Segunda maior cidade canadense, com 1,6 milhão de pessoas, Montreal
fica na única província que tem o francês como idioma oficial
Muitas famílias têm mais de cinco integrantes e, assim como no Brasil, peruas estão em extinção, sendo substituídas em grande parte por utilitários esporte. Mas também são comuns minivans como Dodge Caravan (a mais vendida no ano passado), Honda Odyssey e Toyota Sienna. Utilitários para sete ou oito pessoas com conforto, como Ford Explorer, Honda Pilot e Nissan Pathfinder — ou, para os mais afortunados, Audi Q7 e Mercedes-Benz GL — também são opções muito consideradas.
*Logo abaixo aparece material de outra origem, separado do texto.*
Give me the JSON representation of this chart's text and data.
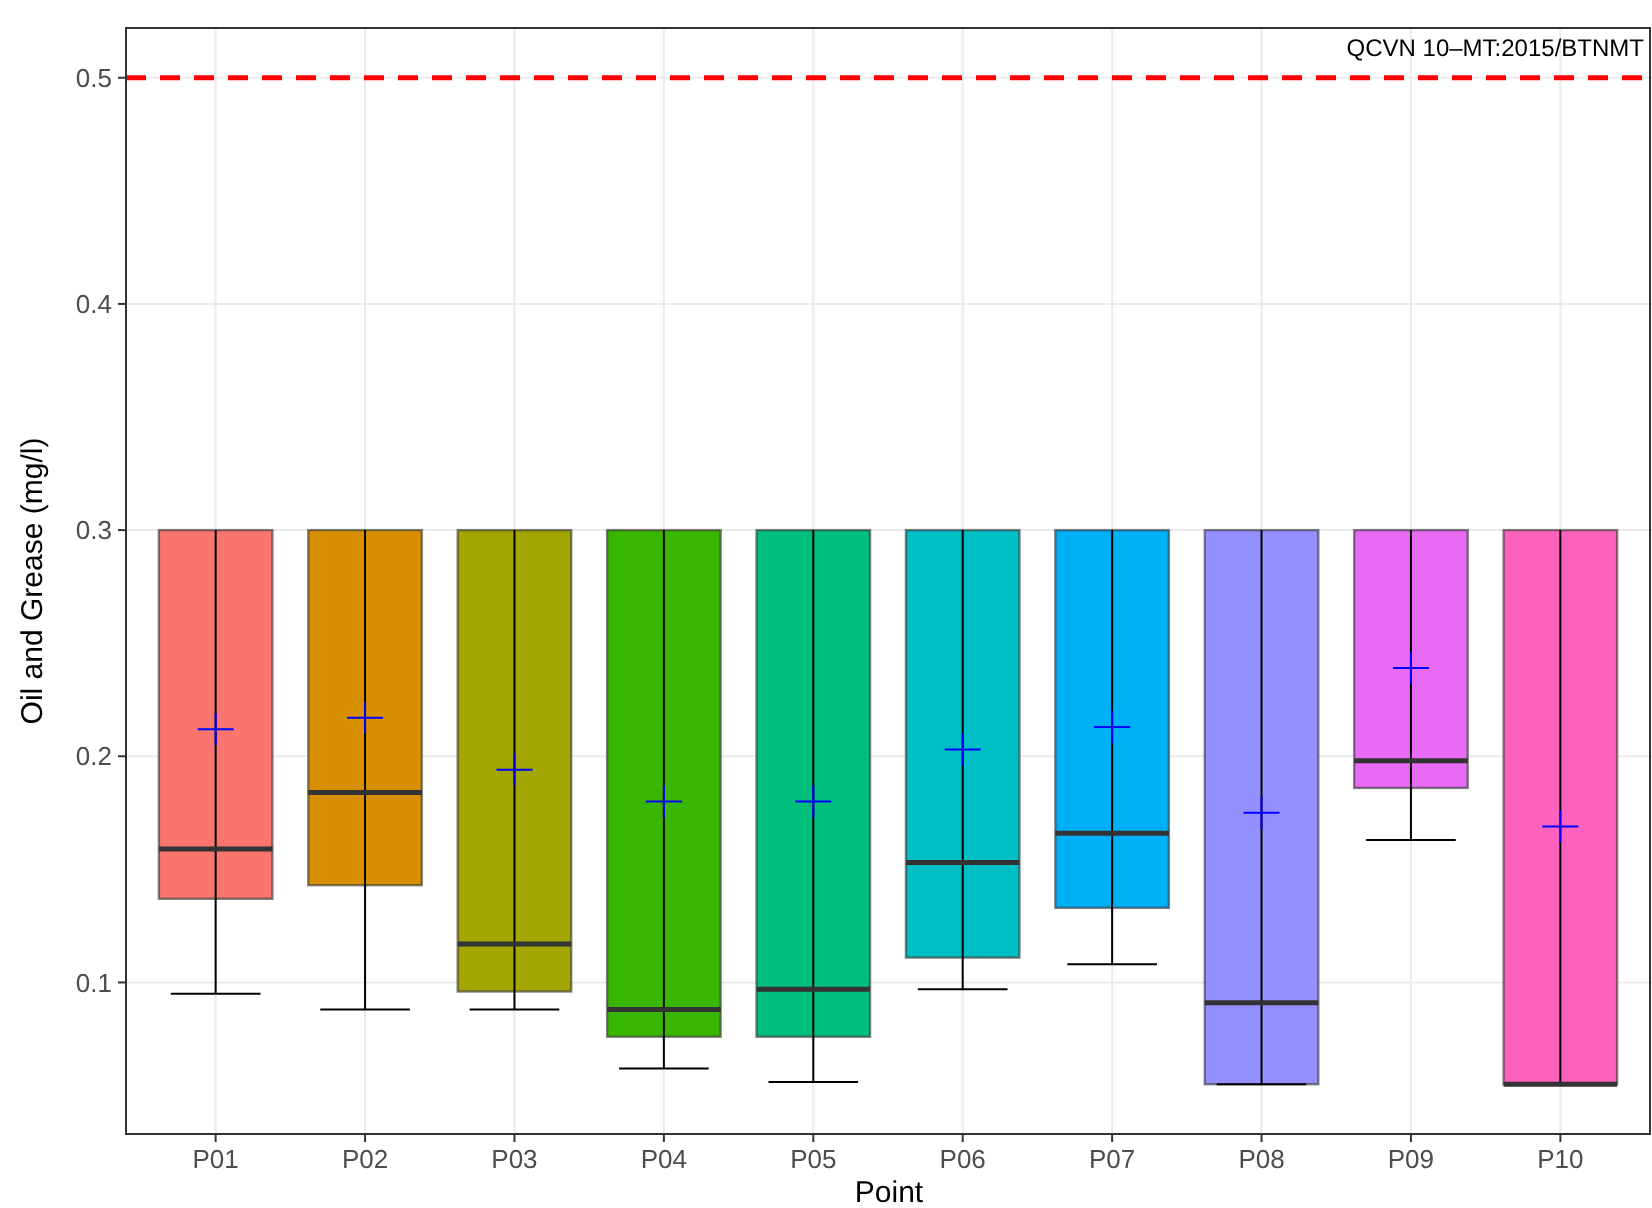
{
  "chart_data": {
    "type": "box",
    "xlabel": "Point",
    "ylabel": "Oil and Grease (mg/l)",
    "categories": [
      "P01",
      "P02",
      "P03",
      "P04",
      "P05",
      "P06",
      "P07",
      "P08",
      "P09",
      "P10"
    ],
    "colors": [
      "#f8766d",
      "#d89000",
      "#a3a500",
      "#39b600",
      "#00bf7d",
      "#00bfc4",
      "#00b0f6",
      "#9590ff",
      "#e76bf3",
      "#ff62bc"
    ],
    "boxes": [
      {
        "low": 0.095,
        "q1": 0.137,
        "median": 0.159,
        "q3": 0.3,
        "high": 0.3,
        "mean": 0.212
      },
      {
        "low": 0.088,
        "q1": 0.143,
        "median": 0.184,
        "q3": 0.3,
        "high": 0.3,
        "mean": 0.217
      },
      {
        "low": 0.088,
        "q1": 0.096,
        "median": 0.117,
        "q3": 0.3,
        "high": 0.3,
        "mean": 0.194
      },
      {
        "low": 0.062,
        "q1": 0.076,
        "median": 0.088,
        "q3": 0.3,
        "high": 0.3,
        "mean": 0.18
      },
      {
        "low": 0.056,
        "q1": 0.076,
        "median": 0.097,
        "q3": 0.3,
        "high": 0.3,
        "mean": 0.18
      },
      {
        "low": 0.097,
        "q1": 0.111,
        "median": 0.153,
        "q3": 0.3,
        "high": 0.3,
        "mean": 0.203
      },
      {
        "low": 0.108,
        "q1": 0.133,
        "median": 0.166,
        "q3": 0.3,
        "high": 0.3,
        "mean": 0.213
      },
      {
        "low": 0.055,
        "q1": 0.055,
        "median": 0.091,
        "q3": 0.3,
        "high": 0.3,
        "mean": 0.175
      },
      {
        "low": 0.163,
        "q1": 0.186,
        "median": 0.198,
        "q3": 0.3,
        "high": 0.3,
        "mean": 0.239
      },
      {
        "low": 0.055,
        "q1": 0.055,
        "median": 0.055,
        "q3": 0.3,
        "high": 0.3,
        "mean": 0.169
      }
    ],
    "ylim": [
      0.033,
      0.522
    ],
    "yticks": [
      0.1,
      0.2,
      0.3,
      0.4,
      0.5
    ],
    "grid": true,
    "annotations": [
      "QCVN 10–MT:2015/BTNMT"
    ],
    "ref_lines": [
      {
        "axis": "y",
        "value": 0.5,
        "color": "#ff0000",
        "line_style": "dashed"
      }
    ]
  }
}
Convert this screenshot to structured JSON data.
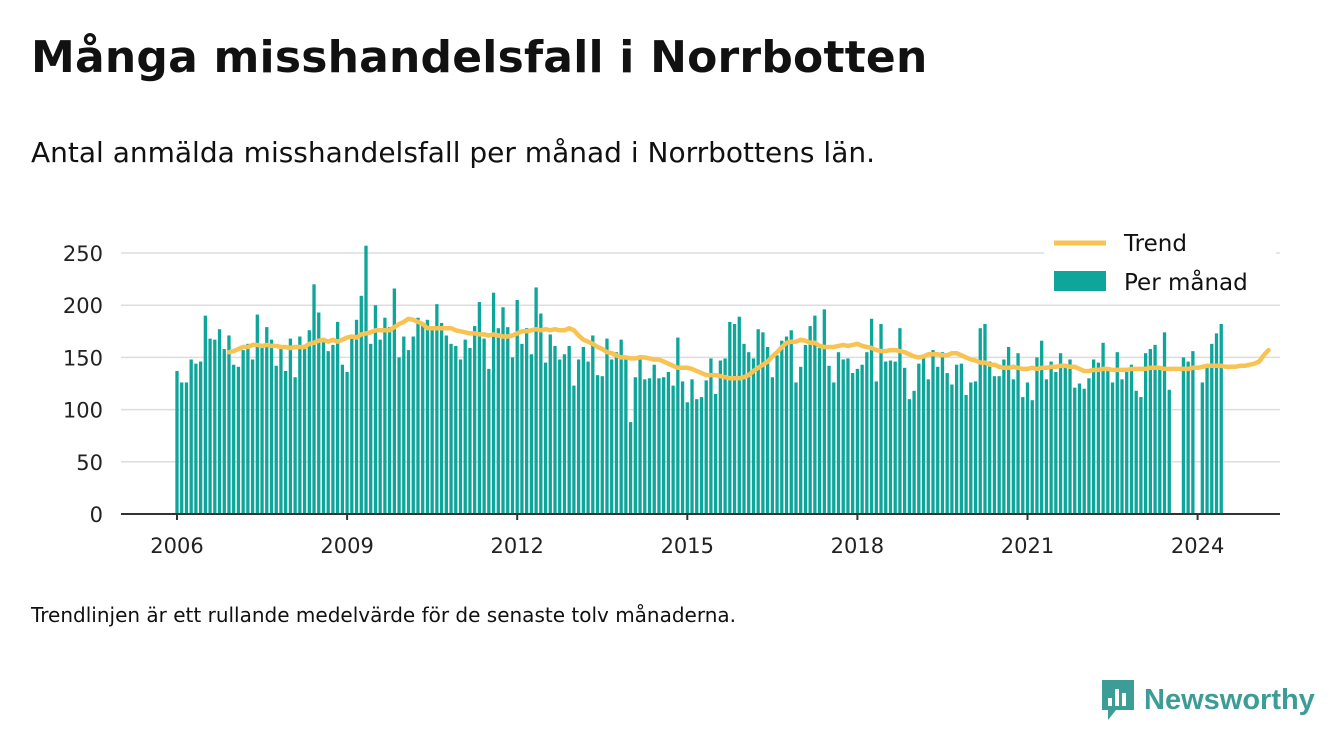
{
  "title": "Många misshandelsfall i Norrbotten",
  "subtitle": "Antal anmälda misshandelsfall per månad i Norrbottens län.",
  "note": "Trendlinjen är ett rullande medelvärde för de senaste tolv månaderna.",
  "brand": {
    "name": "Newsworthy",
    "icon": "newsworthy-logo-icon",
    "color": "#3c9c96"
  },
  "chart_data": {
    "type": "bar",
    "title": "Många misshandelsfall i Norrbotten",
    "subtitle": "Antal anmälda misshandelsfall per månad i Norrbottens län.",
    "xlabel": "",
    "ylabel": "",
    "ylim": [
      0,
      270
    ],
    "yticks": [
      0,
      50,
      100,
      150,
      200,
      250
    ],
    "xtick_labels": [
      "2006",
      "2009",
      "2012",
      "2015",
      "2018",
      "2021",
      "2024"
    ],
    "grid": true,
    "legend": {
      "placement": "top-right",
      "entries": [
        "Trend",
        "Per månad"
      ]
    },
    "colors": {
      "bars": "#0ea59a",
      "trend": "#f8c353",
      "grid": "#dddddd",
      "axis": "#333333"
    },
    "series": [
      {
        "name": "Per månad",
        "type": "bar",
        "start": "2006-01",
        "values": [
          137,
          126,
          126,
          148,
          144,
          146,
          190,
          168,
          167,
          177,
          158,
          171,
          143,
          141,
          157,
          163,
          148,
          191,
          162,
          179,
          167,
          142,
          161,
          137,
          168,
          131,
          170,
          162,
          176,
          220,
          193,
          166,
          156,
          162,
          184,
          143,
          136,
          170,
          186,
          209,
          257,
          163,
          200,
          167,
          188,
          179,
          216,
          150,
          170,
          157,
          170,
          188,
          183,
          186,
          178,
          201,
          183,
          171,
          163,
          161,
          148,
          167,
          159,
          180,
          203,
          168,
          139,
          212,
          178,
          198,
          179,
          150,
          205,
          163,
          178,
          153,
          217,
          192,
          145,
          172,
          161,
          148,
          153,
          161,
          123,
          148,
          160,
          146,
          171,
          133,
          132,
          168,
          148,
          155,
          167,
          148,
          88,
          131,
          152,
          129,
          130,
          143,
          130,
          131,
          136,
          123,
          169,
          127,
          107,
          129,
          110,
          112,
          128,
          149,
          115,
          147,
          149,
          184,
          182,
          189,
          163,
          155,
          149,
          177,
          174,
          160,
          131,
          152,
          166,
          170,
          176,
          126,
          141,
          162,
          180,
          190,
          159,
          196,
          142,
          126,
          155,
          148,
          149,
          135,
          139,
          143,
          155,
          187,
          127,
          182,
          146,
          147,
          146,
          178,
          140,
          110,
          118,
          144,
          152,
          129,
          157,
          141,
          155,
          135,
          124,
          143,
          144,
          114,
          126,
          127,
          178,
          182,
          146,
          132,
          132,
          148,
          160,
          129,
          154,
          112,
          126,
          109,
          150,
          166,
          129,
          146,
          136,
          154,
          140,
          148,
          121,
          125,
          120,
          130,
          148,
          145,
          164,
          139,
          126,
          155,
          129,
          137,
          143,
          118,
          112,
          154,
          158,
          162,
          141,
          174,
          119,
          0,
          0,
          150,
          146,
          156,
          0,
          126,
          140,
          163,
          173,
          182
        ]
      },
      {
        "name": "Trend",
        "type": "line",
        "start": "2006-12",
        "values": [
          155,
          156,
          158,
          160,
          160,
          162,
          162,
          161,
          162,
          161,
          161,
          160,
          160,
          159,
          160,
          160,
          160,
          163,
          164,
          166,
          167,
          165,
          167,
          165,
          167,
          169,
          170,
          169,
          172,
          173,
          174,
          176,
          176,
          176,
          176,
          179,
          182,
          184,
          187,
          186,
          184,
          182,
          178,
          178,
          178,
          178,
          178,
          178,
          176,
          175,
          174,
          173,
          173,
          172,
          172,
          171,
          172,
          171,
          170,
          170,
          171,
          173,
          175,
          175,
          176,
          177,
          176,
          177,
          176,
          177,
          176,
          176,
          178,
          176,
          171,
          167,
          165,
          163,
          160,
          158,
          155,
          154,
          152,
          150,
          150,
          149,
          149,
          150,
          150,
          149,
          148,
          148,
          146,
          144,
          142,
          140,
          140,
          140,
          139,
          137,
          135,
          133,
          133,
          133,
          132,
          131,
          130,
          130,
          130,
          131,
          133,
          137,
          140,
          143,
          146,
          151,
          155,
          160,
          164,
          165,
          165,
          167,
          166,
          164,
          164,
          161,
          160,
          160,
          160,
          161,
          162,
          161,
          162,
          163,
          161,
          160,
          159,
          157,
          156,
          156,
          157,
          157,
          156,
          155,
          153,
          151,
          150,
          151,
          153,
          153,
          153,
          152,
          152,
          154,
          154,
          152,
          150,
          148,
          147,
          145,
          145,
          143,
          143,
          141,
          140,
          140,
          141,
          140,
          139,
          139,
          140,
          139,
          140,
          140,
          141,
          141,
          142,
          142,
          141,
          141,
          139,
          137,
          137,
          138,
          138,
          139,
          139,
          138,
          138,
          138,
          138,
          139,
          139,
          139,
          139,
          140,
          140,
          140,
          139,
          139,
          139,
          139,
          139,
          139,
          140,
          140,
          141,
          142,
          142,
          142,
          142,
          141,
          141,
          141,
          142,
          142,
          143,
          144,
          146,
          152,
          157
        ]
      }
    ]
  }
}
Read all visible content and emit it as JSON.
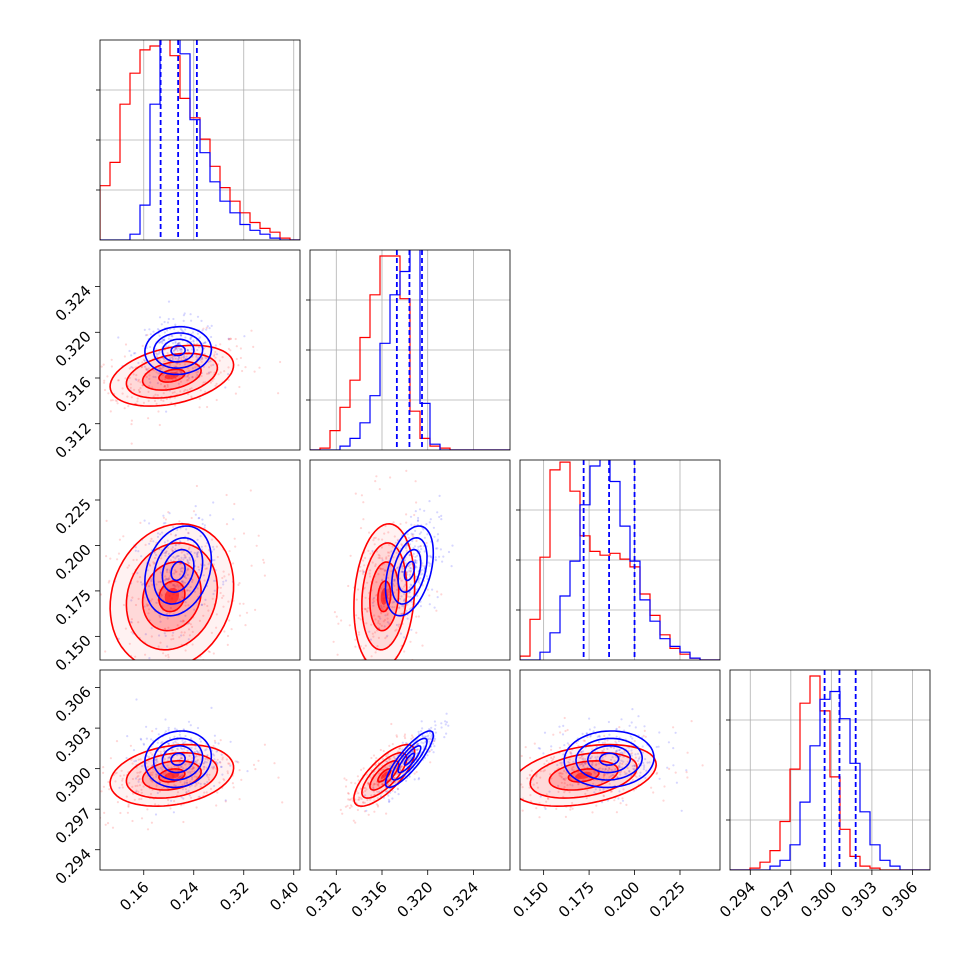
{
  "chart_data": {
    "type": "corner",
    "grid": true,
    "series": [
      {
        "color": "#0000ff",
        "dashed_quantiles": true
      },
      {
        "color": "#ff0000",
        "dashed_quantiles": false
      }
    ],
    "parameters": [
      {
        "range": [
          0.09,
          0.41
        ],
        "ticks": [
          0.16,
          0.24,
          0.32,
          0.4
        ],
        "tick_labels": [
          "0.16",
          "0.24",
          "0.32",
          "0.40"
        ],
        "blue": {
          "mean": 0.215,
          "sd": 0.028,
          "quantiles": [
            0.187,
            0.215,
            0.245
          ]
        },
        "red": {
          "mean": 0.205,
          "sd": 0.052
        }
      },
      {
        "range": [
          0.3097,
          0.3272
        ],
        "ticks": [
          0.312,
          0.316,
          0.32,
          0.324
        ],
        "tick_labels": [
          "0.312",
          "0.316",
          "0.320",
          "0.324"
        ],
        "blue": {
          "mean": 0.3184,
          "sd": 0.0011,
          "quantiles": [
            0.3173,
            0.3184,
            0.3195
          ]
        },
        "red": {
          "mean": 0.3162,
          "sd": 0.0014
        }
      },
      {
        "range": [
          0.137,
          0.247
        ],
        "ticks": [
          0.15,
          0.175,
          0.2,
          0.225
        ],
        "tick_labels": [
          "0.150",
          "0.175",
          "0.200",
          "0.225"
        ],
        "blue": {
          "mean": 0.186,
          "sd": 0.013,
          "quantiles": [
            0.172,
            0.186,
            0.2
          ]
        },
        "red": {
          "mean": 0.172,
          "sd": 0.021
        }
      },
      {
        "range": [
          0.2925,
          0.3073
        ],
        "ticks": [
          0.294,
          0.297,
          0.3,
          0.303,
          0.306
        ],
        "tick_labels": [
          "0.294",
          "0.297",
          "0.300",
          "0.303",
          "0.306"
        ],
        "blue": {
          "mean": 0.3007,
          "sd": 0.0011,
          "quantiles": [
            0.2995,
            0.3006,
            0.3018
          ]
        },
        "red": {
          "mean": 0.2995,
          "sd": 0.0012
        }
      }
    ],
    "histograms": {
      "bins": 20,
      "p0_blue": [
        0,
        0,
        0,
        3,
        18,
        70,
        110,
        112,
        96,
        62,
        45,
        30,
        20,
        14,
        8,
        5,
        3,
        1,
        0,
        0
      ],
      "p0_red": [
        28,
        40,
        70,
        86,
        98,
        100,
        104,
        95,
        73,
        63,
        52,
        38,
        27,
        20,
        14,
        9,
        6,
        4,
        1,
        0
      ],
      "p1_blue": [
        0,
        0,
        0,
        2,
        6,
        14,
        28,
        55,
        80,
        92,
        105,
        24,
        3,
        0,
        0,
        0,
        0,
        0,
        0,
        0
      ],
      "p1_red": [
        0,
        1,
        10,
        22,
        36,
        58,
        80,
        100,
        100,
        78,
        20,
        6,
        2,
        1,
        0,
        0,
        0,
        0,
        0,
        0
      ],
      "p2_blue": [
        0,
        0,
        4,
        14,
        33,
        51,
        80,
        100,
        104,
        92,
        69,
        51,
        31,
        20,
        11,
        7,
        4,
        1,
        0,
        0
      ],
      "p2_red": [
        2,
        21,
        53,
        98,
        102,
        87,
        64,
        56,
        54,
        55,
        52,
        48,
        34,
        23,
        13,
        6,
        3,
        1,
        0,
        0
      ],
      "p3_blue": [
        0,
        0,
        0,
        0,
        2,
        5,
        13,
        35,
        64,
        88,
        92,
        78,
        55,
        30,
        13,
        5,
        2,
        0,
        0,
        0
      ],
      "p3_red": [
        0,
        0,
        1,
        4,
        10,
        25,
        52,
        86,
        100,
        82,
        48,
        21,
        7,
        2,
        1,
        0,
        0,
        0,
        0,
        0
      ]
    },
    "correlations": {
      "blue": {
        "1_0": 0.05,
        "2_0": 0.25,
        "2_1": 0.4,
        "3_0": 0.1,
        "3_1": 0.85,
        "3_2": 0.05
      },
      "red": {
        "1_0": 0.35,
        "2_0": 0.15,
        "2_1": 0.15,
        "3_0": 0.25,
        "3_1": 0.75,
        "3_2": 0.35
      }
    }
  }
}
É obrigatório o uso de pneus de inverno,
com um composto de borracha macio,
que funcionam bem apenas abaixo de 7°C
Carros no Canadá custam menos que no Brasil. Com impostos federal e provincial (15% no Quebec, mas há províncias em que não passam de 5%), um Ford Fiesta SE sedã 1,6-litro custa C$ 18,8 mil (R$ 47,1 mil) e um Honda Accord LX 2,4-litros sai por C$ 27,6 mil (R$ 69,2 mil), sempre pela cotação de R$ 2,50 para C$ 1. Há tributação ambiental por ar-condicionado (C$ 100) e pneus (C$ 3 cada), relativos a seu descarte.
No Quebec a habilitação pode ser tirada com 16 anos (em Alberta, já com 14), mas o interessado requer uma licença para aprendiz, seja em auto-escola ou ensinado por outro condutor. Se aprovado, recebe uma carteira provisória por dois anos, durante os quais não pode acumular mais de quatro pontos por infrações. No trânsito o respeito entre as pessoas não chega a ser exemplar, mas é muito superior aos padrões brasileiros: acostamento é para emergências, não há motociclistas no meio dos carros, um condutor dá preferência ao outro. Para-se no sinal à noite sem preocupação, assim como se anda de bicicleta de forma segura, mesmo onde não há ciclovia ou ciclofaixa. Praticamente não existe o jeitinho que tanto prejudica o Brasil.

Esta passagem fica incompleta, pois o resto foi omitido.